Tuesday, March 31, 2009

Amazon's video-game trade-in program: a good first impression

If you haven't tried Amazon's new video-game trade-in program, here's some insight from one transaction -- mine.

First, some caveats. Trading in a video-game ultimately involves some fairly complicated decision-making about where and how you're originally purchasing games (new or used, for instance, is just one aspect that affects the final value of everything you do). Moreover, you've got choices besides Amazon, but they vary greatly in terms of the amount of effort they require (such as becoming an online seller yourself or taking games to a brick-and-mortar store that buys used games).

Over time, I'll examine a few of the more complex wrinkles. But I started out with a simple goal: I happily accepted Amazon's advertised offer of a $19.50 gift-card deposit in my account in exchange for sending in my copy of "Resistance 2,'' a PlayStation 3 shooter that I found monumentally disappointing (and that I bought new from Amazon for $60 in October). What I wanted after that was convenience.

Mostly, I got it. As part of the transaction arranged online, Amazon e-mailed me a prepaid mailing label that was a snap to print out and put on the envelope I used for easily dropping the game in a mailbox. I hoped the process -- and the availability of my $19.50 credit -- would be lickety-split. But that was unrealistic, I think, especially given that the trade-in games actually are purchased by third-party merchants.

A week after mailing the game, my account was showing it as not yet received. That was misleadingly worrisome, suggesting to me that perhaps something had gone wrong in the mails. An e-mail inquiry I sent to Amazon was partially helpful (informing me that the merchant involved categorized the transaction as "pending"). When I told Amazon -- which solicits feedback on its responses to e-mails -- that I wasn't completely satisfied with the explanation, I got another reply that represents one of the better demonstrations of customer service I've been graced with in a looooong time. The information itself remained a little confusing, focusing on time lines for my "return" and "refund" (as opposed to a "trade-in"), but it was clear that the item involved was "Resistance 2" and -- this was the clincher for me -- the tone was exceptionally reassuring. To quote the Amazon representative:

"I will personally follow-up your return and the refund status to ensure this issue is taken care of, so that you do not have to contact us again for your refund on this order.
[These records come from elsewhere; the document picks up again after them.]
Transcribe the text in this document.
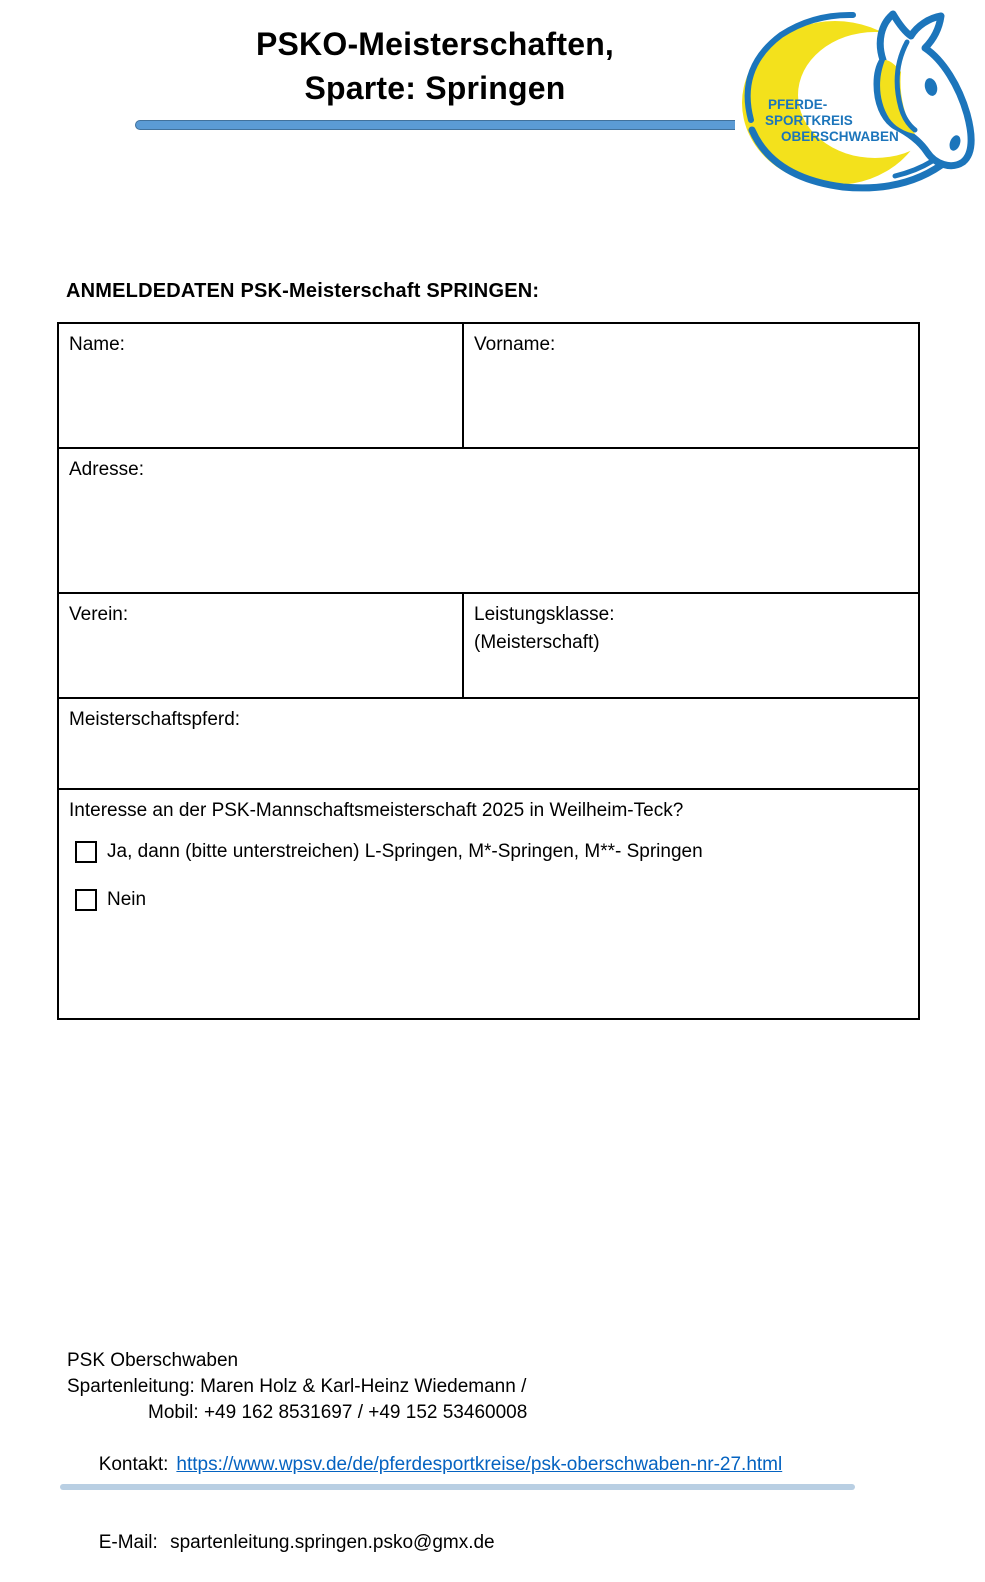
PSKO-Meisterschaften,
Sparte: Springen	PFERDE-
SPORTKREIS
OBERSCHWABEN
ANMELDEDATEN PSK-Meisterschaft SPRINGEN:
Name:	Vorname:
Adresse:
Verein:	Leistungsklasse:
(Meisterschaft)
Meisterschaftspferd:
Interesse an der PSK-Mannschaftsmeisterschaft 2025 in Weilheim-Teck?
Ja, dann (bitte unterstreichen) L-Springen, M*-Springen, M**- Springen
Nein
PSK Oberschwaben
Spartenleitung: Maren Holz & Karl-Heinz Wiedemann /
Mobil: +49 162 8531697 / +49 152 53460008

Kontakt: https://www.wpsv.de/de/pferdesportkreise/psk-oberschwaben-nr-27.html

E-Mail: spartenleitung.springen.psko@gmx.de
"Rest assured that this matter will be resolved to your satisfaction. Your patience and understanding are greatly appreciated in this regard."

The upshot: I got e-mail notification today (the two-week mark since mailing) of the transaction being completed and the deposit of the gift-card amount in my account. Overall, the convenience of the whole process rates pretty high with me, and Amazon's solicitousness is even more impressive.
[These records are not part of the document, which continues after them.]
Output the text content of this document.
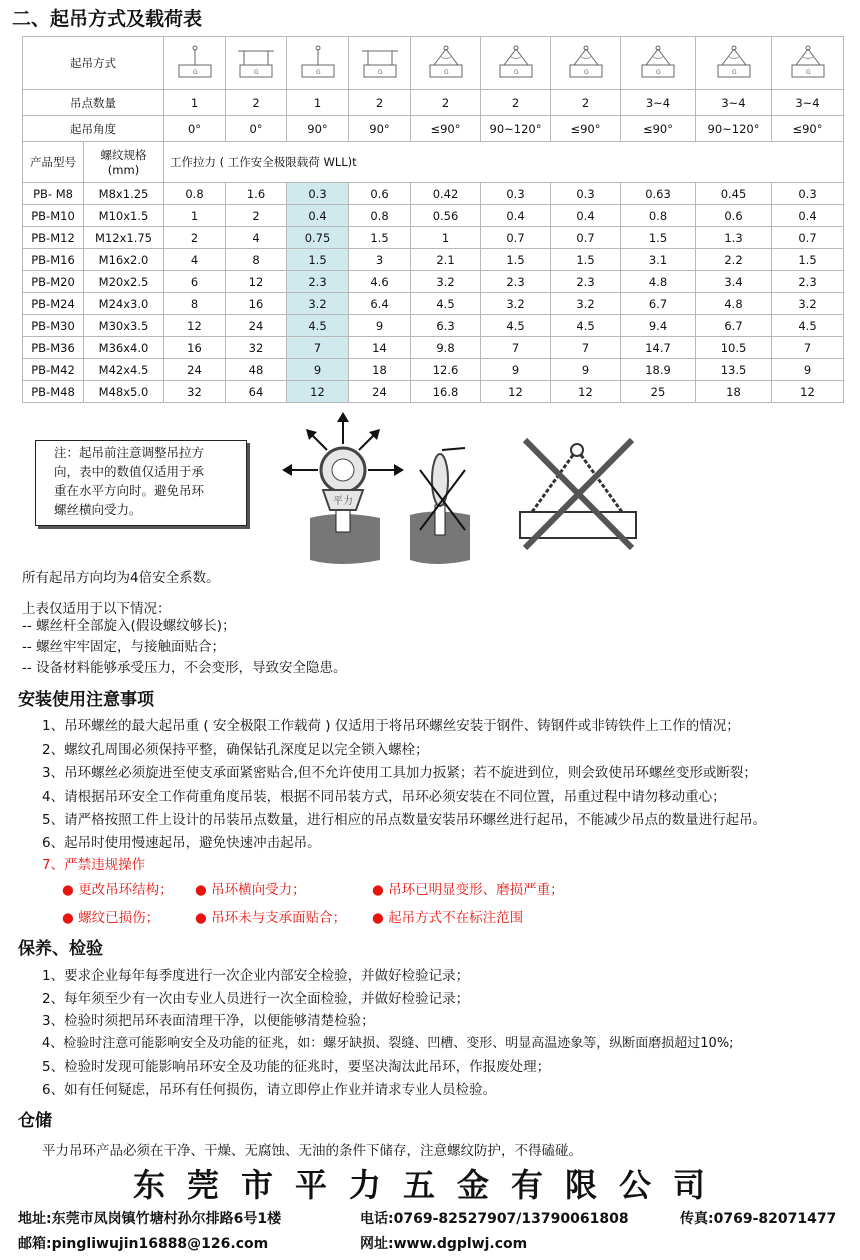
二、起吊方式及载荷表
起吊方式		G	G	G	G	G	G	G	G	G	G

吊点数量		1	2	1	2	2	2	2	3~4	3~4	3~4
起吊角度		0°	0°	90°	90°	≤90°	90~120°	≤90°	≤90°	90~120°	≤90°
产品型号	螺纹规格
(mm)	工作拉力 ( 工作安全极限载荷 WLL)t									
PB- M8	M8x1.25	0.8	1.6	0.3	0.6	0.42	0.3	0.3	0.63	0.45	0.3
PB-M10	M10x1.5	1	2	0.4	0.8	0.56	0.4	0.4	0.8	0.6	0.4
PB-M12	M12x1.75	2	4	0.75	1.5	1	0.7	0.7	1.5	1.3	0.7
PB-M16	M16x2.0	4	8	1.5	3	2.1	1.5	1.5	3.1	2.2	1.5
PB-M20	M20x2.5	6	12	2.3	4.6	3.2	2.3	2.3	4.8	3.4	2.3
PB-M24	M24x3.0	8	16	3.2	6.4	4.5	3.2	3.2	6.7	4.8	3.2
PB-M30	M30x3.5	12	24	4.5	9	6.3	4.5	4.5	9.4	6.7	4.5
PB-M36	M36x4.0	16	32	7	14	9.8	7	7	14.7	10.5	7
PB-M42	M42x4.5	24	48	9	18	12.6	9	9	18.9	13.5	9
PB-M48	M48x5.0	32	64	12	24	16.8	12	12	25	18	12
注：起吊前注意调整吊拉方
向，表中的数值仅适用于承
重在水平方向时。避免吊环
螺丝横向受力。
平力
所有起吊方向均为4倍安全系数。
上表仅适用于以下情况：
-- 螺丝杆全部旋入(假设螺纹够长)；
-- 螺丝牢牢固定，与接触面贴合；
-- 设备材料能够承受压力，不会变形，导致安全隐患。
安装使用注意事项
1、吊环螺丝的最大起吊重 ( 安全极限工作载荷 ) 仅适用于将吊环螺丝安装于钢件、铸钢件或非铸铁件上工作的情况；
2、螺纹孔周围必须保持平整，确保钻孔深度足以完全锁入螺栓；
3、吊环螺丝必须旋进至使支承面紧密贴合,但不允许使用工具加力扳紧；若不旋进到位，则会致使吊环螺丝变形或断裂；
4、请根据吊环安全工作荷重角度吊装，根据不同吊装方式，吊环必须安装在不同位置，吊重过程中请勿移动重心；
5、请严格按照工件上设计的吊装吊点数量，进行相应的吊点数量安装吊环螺丝进行起吊，不能减少吊点的数量进行起吊。
6、起吊时使用慢速起吊，避免快速冲击起吊。
7、严禁违规操作
● 更改吊环结构； ● 吊环横向受力；	● 吊环已明显变形、磨损严重；
● 螺纹已损伤；	● 吊环未与支承面贴合； ● 起吊方式不在标注范围
保养、检验
1、要求企业每年每季度进行一次企业内部安全检验，并做好检验记录；
2、每年须至少有一次由专业人员进行一次全面检验，并做好检验记录；
3、检验时须把吊环表面清理干净，以便能够清楚检验；
4、检验时注意可能影响安全及功能的征兆，如：螺牙缺损、裂缝、凹槽、变形、明显高温迹象等，纵断面磨损超过10%;
5、检验时发现可能影响吊环安全及功能的征兆时，要坚决淘汰此吊环，作报废处理；
6、如有任何疑虑，吊环有任何损伤，请立即停止作业并请求专业人员检验。
仓储
平力吊环产品必须在干净、干燥、无腐蚀、无油的条件下储存，注意螺纹防护，不得磕碰。
东莞市平力五金有限公司
地址:东莞市凤岗镇竹塘村孙尔排路6号1楼	电话:0769-82527907/13790061808	传真:0769-82071477
邮箱:pingliwujin16888@126.com	网址:www.dgplwj.com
  1. So that is two weeks plus what ever shipping time turn around you would have to wait for what you then buy with that credit.

    That seems a bit long for a very "wham-bam" oriented market. Little Timmy will want to take his "Unicorn II: Rage of the Rainbow Horn" game into (insert your local game shop here) and get his credit and buy a new game right then and there, not wait 2-3 weeks.

  2. That's what I'm looking for more feedback on (and thanks for this). As I read your reaction, the first thing in my mind is: What kind of reception and service will be typical at the brick-and-mortar locations? I've never been very impressed with that niche of clerk.